Die strenggläubigere Richtung distanziert sich von der Toleranz einer breiten Kirche und der Bereitschaft, die Doktrin von einer strikten Definierung auszunehmen. Dieser Zweig rekrutiert sich vornehmlich aus jungen Priestern, die ihre Seminare mit dem brennenden Vorsatz verlassen haben, das Evangelium zu predigen und die Gläubigen zu Gebet und Kontemplation anzuregen. Sie fordern den Menschen heraus,

nach dem Glauben zu leben und die Kinder im Geiste der Kirche zu erziehen. Nicht die Aufgaben der Staatskirche stehen im Vordergrund, sondern das Hirtenamt des Priesters im strengen Sinn. Intensivierte Anstrengung, das Wort Gottes zu verkündigen, dem Menschen zu zeigen, wie Gott gefunden werden kann. Dies allein aber würde, so fürchten die Anhänger der breiten Kirche, jene abschrecken, die im Schlagschatten der Kirche stehen, also im eigentlichen Sinne nicht als Gläubige anzusehen sind.

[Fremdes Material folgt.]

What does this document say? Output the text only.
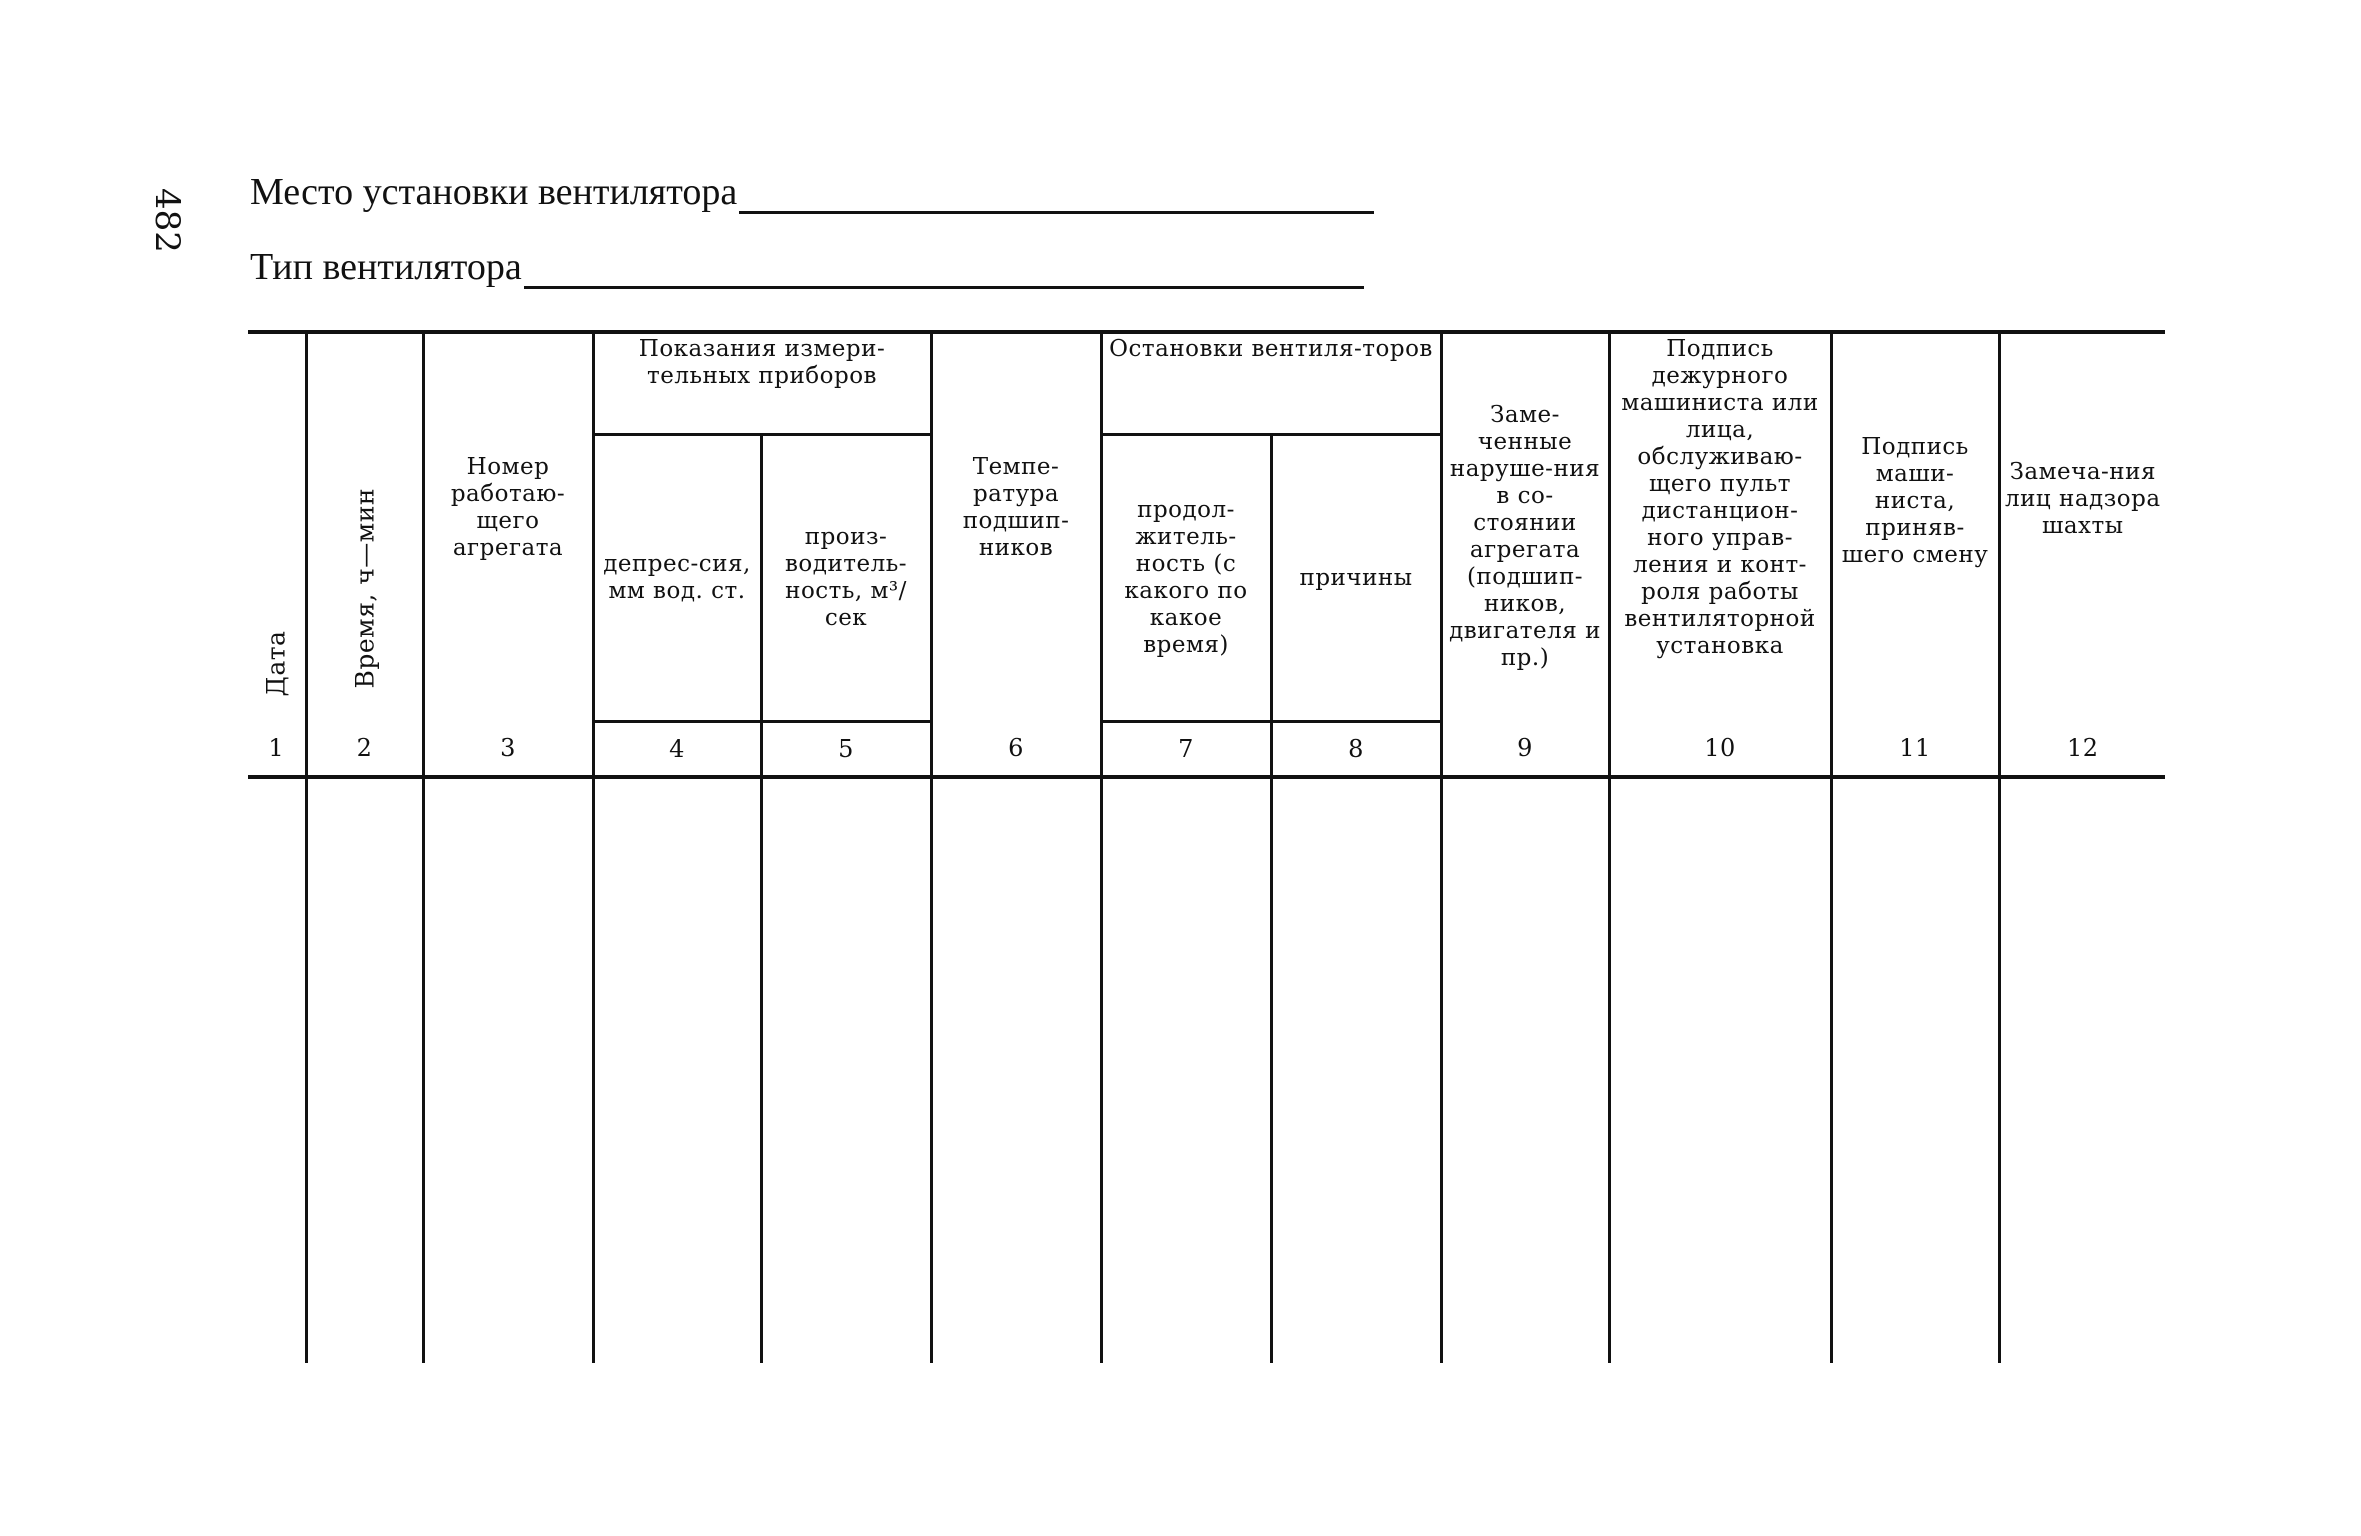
482 Место установки вентилятора
Тип вентилятора
Дата	Время, ч—мин	Номер работаю-щего агрегата	Показания измери-тельных приборов		Темпе-ратура подшип-ников	Остановки вентиля-торов		Заме-ченные наруше-ния в со-стоянии агрегата (подшип-ников, двигателя и пр.)	Подпись дежурного машиниста или лица, обслуживаю-щего пульт дистанцион-ного управ-ления и конт-роля работы вентиляторной установка	Подпись маши-ниста, приняв-шего смену	Замеча-ния лиц надзора шахты
			депрес-сия, мм вод. ст.	произ-водитель-ность, м³/сек		продол-житель-ность (с какого по какое время)	причины				
1	2	3	4	5	6	7	8	9	10	11	12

Reverend Alan Burrington in der Johannes-Kirche am Rande von Coventry bezieht die Frage an die Eltern, ob sie'ihr Kind im christlichen Sinne erziehen wollten, ausdrücklich in die Taufzeremonie ein. Als Diener einer nationalen Kirche obliegt es im allgemeinen den Priestern, jene zu taufen und zu trauen, die in der Zeremonie nur ein soziales Ritual sehen. Sich auf den Gläubigen allein zu konzentrieren, so kritisieren Modernisten, hieße, daß die Staatskirche eine Minderheit und nicht die Nation in ihrer Gesamtheit als die Herde betrachtet.

Der Erzbischof von Canterbury und Primas der Kirche, Robert Runcie, weiß um die Spaltung seiner Gemeinde und sucht die Richtungen zu versöhnen und den Ausgleich zu schaffen. Runcie will nach eigenen Worten eine „breite, aber nicht ausdruckslose Kirche", weist die Verwässerung christlicher Prinzipien um des Preises willen, dem Establishment anzugehören, zurück. Gleichwohl denkt er nicht an den Verzicht auf die Rolle der Kirche im Staate, „ohne Kompromiß in der spirituellen theologischen Rolle mit einer politischen, die den Menschen in den Mittelpunkt bei Eliminierung Gottes rückt". Und wie stellt er sich die Institution in einer späteren Zeit vor? „Eine geeinte Kirche, geeint im Glauben mit Vielfalt in der Ausdrucksweise des Glaubens. Eine Kirche, die auf den rapiden Wandel in unserer Welt flexibler zu antworten versteht."